Bao describes cyber autonomy as a cyber bodyguard — it's meant to protect you by analyzing your computer to figure out where vulnerabilities exist and what to do with them. The supercomputers that competed in the Cyber Grand Challenge automatically patched vulnerabilities they found, but Bao's work focuses on enabling these systems to come up with more complex strategies, when automatically patching isn't necessarily the best option.

"Given the increasing number of programs and the increasing amount of code, and as a result, the increasing amount of vulnerabilities, how are we going to react?" Bao said. "We are going to come across this challenge of human bottleneck in deciding how to deal with vulnerabilities in the future. This is why we need autonomy."
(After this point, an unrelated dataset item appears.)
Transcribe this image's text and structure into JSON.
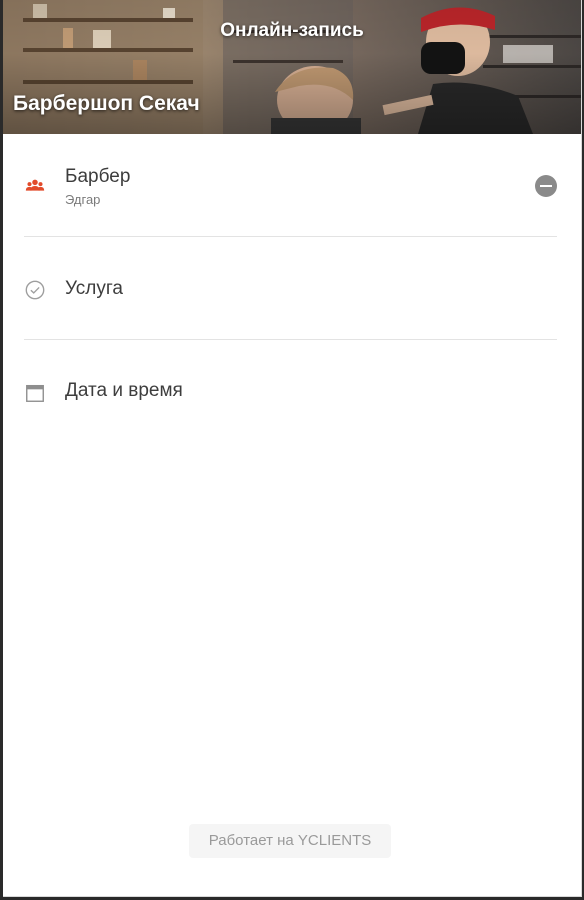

In the short term, Bao said she hopes to continue to gain a more comprehensive understanding of the security world, which will help inform her development of cyber autonomy strategy. How criminal hackers behave and what motivates them all can affect a particular strategy taken for a particular software bug.

"For instance, if you report a vulnerability to a software vendor and they send out a patch, the patch itself could reveal information about the vulnerability," Bao said. "Then the patch attracts attackers to attack other people before those people apply the patch. For each vulnerability, there should be a different strategy based on many factors."

In the long term, Bao said she hopes cyber autonomy will be applied to real-world, commonly used systems such as web browsers, and become more practical to use in daily life.

Bao recently defended her Ph.D. thesis and is moving to Arizona where she will begin as an assistant professor at Arizona State University this fall.

"I'm thrilled by the simplicity of the work," Bao said. "It turns out that work in cyber autonomy is not that complex. It's so simple, and I like simple. It's beautiful. It's elegant."